Another unique aspect of chronic malnutrition in our patient was associated low albumin. Albumin is a strong predictor of post-operative pulmonary complications. [8] Patients should be built up prior to elective surgery, this not possible in our case due to mass obstructing feeding. Any delay would have led to further increase in mass size. Electrolyte deficiencies such as hypomagnesemia [9] and hypocalcemia can be associated with malnutrition and can cause arrhythmias and post-operative muscle weakness. Thus, these must be evaluated and corrected pre-operatively.

He had history of snoring without features of obstructive sleep apnea, which is a predictor of difficult mask ventilation. [10] In addition the huge size of tumor relative to face made it impractical to rely upon mask ventilation as a rescue of failed intubation. [11] We would have been unable to assist spontaneous breathing and providing a CPAP (continuous positive airway pressure), which is often vital in an obstructing airway. [12] In absence any oral space, laryngeal mask airway was also not possible. Thus, we resorted to use of a conduit in form of nasopharyngeal airway bypassing the obstructive segment of airway[Figure 3].

Nasopharyngeal airway is well-tolerated in sedated individuals [13] and if the nasal cavity is well anesthetized it becomes more acceptable. We used lignocaine nebulization to anesthetize the nasal mucosa allowing use of airway in sedated child. Additionally anesthetizing the upper airway prevented airway responses during flexible fiber-optic bronchoscope guided intubation. An ETT connector can be attached to nasopharyngeal airway to which an anesthesia circuit with EtCO2 monitor can be attached. The airway can be fixed in ideal position by observing transmitted breathing movements in bag and an optimal EtCO2 curve. Once the nasopharyngeal airway is in place, on occluding the other nostril we were able to provide CPAP splinting the collapsing airway. Thus if the child became apneic we could still be able to ventilate using Intermittent positive pressure ventilation.
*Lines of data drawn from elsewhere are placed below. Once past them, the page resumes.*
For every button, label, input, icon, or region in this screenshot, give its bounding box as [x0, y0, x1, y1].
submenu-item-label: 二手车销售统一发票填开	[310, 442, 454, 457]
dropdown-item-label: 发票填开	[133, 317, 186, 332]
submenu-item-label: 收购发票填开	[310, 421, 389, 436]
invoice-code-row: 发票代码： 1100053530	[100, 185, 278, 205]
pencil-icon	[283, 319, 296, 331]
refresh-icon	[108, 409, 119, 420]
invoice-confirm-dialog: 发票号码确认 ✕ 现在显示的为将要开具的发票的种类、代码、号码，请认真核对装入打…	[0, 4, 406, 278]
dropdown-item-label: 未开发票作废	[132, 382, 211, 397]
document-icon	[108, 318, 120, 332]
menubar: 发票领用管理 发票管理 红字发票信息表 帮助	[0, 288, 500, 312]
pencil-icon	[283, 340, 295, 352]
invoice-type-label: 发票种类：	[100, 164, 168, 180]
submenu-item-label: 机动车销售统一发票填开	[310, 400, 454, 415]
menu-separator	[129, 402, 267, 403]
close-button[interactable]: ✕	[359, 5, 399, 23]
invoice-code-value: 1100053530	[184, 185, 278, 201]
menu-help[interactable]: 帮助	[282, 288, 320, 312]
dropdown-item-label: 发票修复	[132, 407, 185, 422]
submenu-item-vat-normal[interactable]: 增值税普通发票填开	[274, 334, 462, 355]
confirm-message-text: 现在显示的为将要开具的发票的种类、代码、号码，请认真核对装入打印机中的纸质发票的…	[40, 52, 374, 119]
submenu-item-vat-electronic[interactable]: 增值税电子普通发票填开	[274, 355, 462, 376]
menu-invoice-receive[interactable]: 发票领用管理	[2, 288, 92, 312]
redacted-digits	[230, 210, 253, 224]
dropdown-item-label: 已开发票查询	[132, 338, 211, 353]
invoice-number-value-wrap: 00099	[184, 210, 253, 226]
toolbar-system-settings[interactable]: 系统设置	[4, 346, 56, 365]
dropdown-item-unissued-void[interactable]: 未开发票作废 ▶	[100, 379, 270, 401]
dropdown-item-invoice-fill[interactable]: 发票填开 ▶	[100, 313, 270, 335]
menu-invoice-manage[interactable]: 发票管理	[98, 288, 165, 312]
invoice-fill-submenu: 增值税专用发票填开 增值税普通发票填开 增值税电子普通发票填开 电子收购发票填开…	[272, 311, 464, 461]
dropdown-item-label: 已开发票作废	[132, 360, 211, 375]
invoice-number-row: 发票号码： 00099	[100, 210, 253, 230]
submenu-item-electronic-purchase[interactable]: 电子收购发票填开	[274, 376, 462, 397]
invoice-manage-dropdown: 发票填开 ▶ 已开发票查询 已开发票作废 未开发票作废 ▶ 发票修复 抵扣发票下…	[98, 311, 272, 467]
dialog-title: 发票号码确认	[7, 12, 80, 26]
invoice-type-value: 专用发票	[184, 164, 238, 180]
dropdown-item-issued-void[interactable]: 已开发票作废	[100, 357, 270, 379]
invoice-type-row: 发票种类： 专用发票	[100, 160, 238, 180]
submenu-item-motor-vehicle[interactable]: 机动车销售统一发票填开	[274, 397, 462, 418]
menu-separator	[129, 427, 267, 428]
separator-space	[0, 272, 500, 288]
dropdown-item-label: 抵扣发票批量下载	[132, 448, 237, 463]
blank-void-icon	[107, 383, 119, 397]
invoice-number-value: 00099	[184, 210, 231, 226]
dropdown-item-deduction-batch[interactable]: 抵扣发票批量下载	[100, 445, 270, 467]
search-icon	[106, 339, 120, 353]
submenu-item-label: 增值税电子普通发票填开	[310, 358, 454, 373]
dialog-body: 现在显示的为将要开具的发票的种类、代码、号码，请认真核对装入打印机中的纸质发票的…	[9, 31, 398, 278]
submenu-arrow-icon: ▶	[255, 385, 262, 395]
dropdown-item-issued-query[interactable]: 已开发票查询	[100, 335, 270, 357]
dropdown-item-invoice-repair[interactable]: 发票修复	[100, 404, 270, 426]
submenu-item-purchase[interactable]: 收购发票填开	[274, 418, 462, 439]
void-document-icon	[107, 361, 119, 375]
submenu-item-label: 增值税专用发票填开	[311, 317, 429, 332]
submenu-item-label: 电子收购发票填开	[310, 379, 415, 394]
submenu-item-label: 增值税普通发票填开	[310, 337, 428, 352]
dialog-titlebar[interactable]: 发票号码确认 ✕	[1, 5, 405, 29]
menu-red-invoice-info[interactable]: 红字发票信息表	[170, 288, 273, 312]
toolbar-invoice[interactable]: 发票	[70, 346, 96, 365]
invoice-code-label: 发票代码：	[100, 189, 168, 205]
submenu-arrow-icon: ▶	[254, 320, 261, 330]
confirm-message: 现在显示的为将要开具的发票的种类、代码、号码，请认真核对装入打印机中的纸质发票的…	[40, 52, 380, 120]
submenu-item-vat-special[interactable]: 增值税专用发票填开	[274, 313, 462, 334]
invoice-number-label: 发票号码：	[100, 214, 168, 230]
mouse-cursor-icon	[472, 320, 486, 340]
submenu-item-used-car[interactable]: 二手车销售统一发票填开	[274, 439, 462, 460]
The same conduit was used to induce anesthesia-using the sevoflurane and when adequate depth of anesthesia was obtained other nostril was used to intubate using the flexible fiber-optic bronchoscope.

Use of newer devices like video laryngoscopes was also contraindicated due to limited mouth opening. [14] The tumor tissue was friable and any trauma would have led to bleeding, this would have obscured the possibility of using any optics-based device. Furthermore, in such a situation flexible fiber-optic bronchoscopy would have failed. [15] We avoiding manipulating the mass to avoid any traumatic bleeding. Pre-operative tracheostomy under local anesthesia also was not possible due to practically any access to the neck, which was entirely covered by the bony mass.

The trachea was not extubated and child was electively ventilated overnight due to possibility of edema associated with airway surgery. Thus a nasopharyngeal airway can be used effectively to tide over the crisis in pediatric difficult airway situations until a permanent solution is achieved to secure the airway.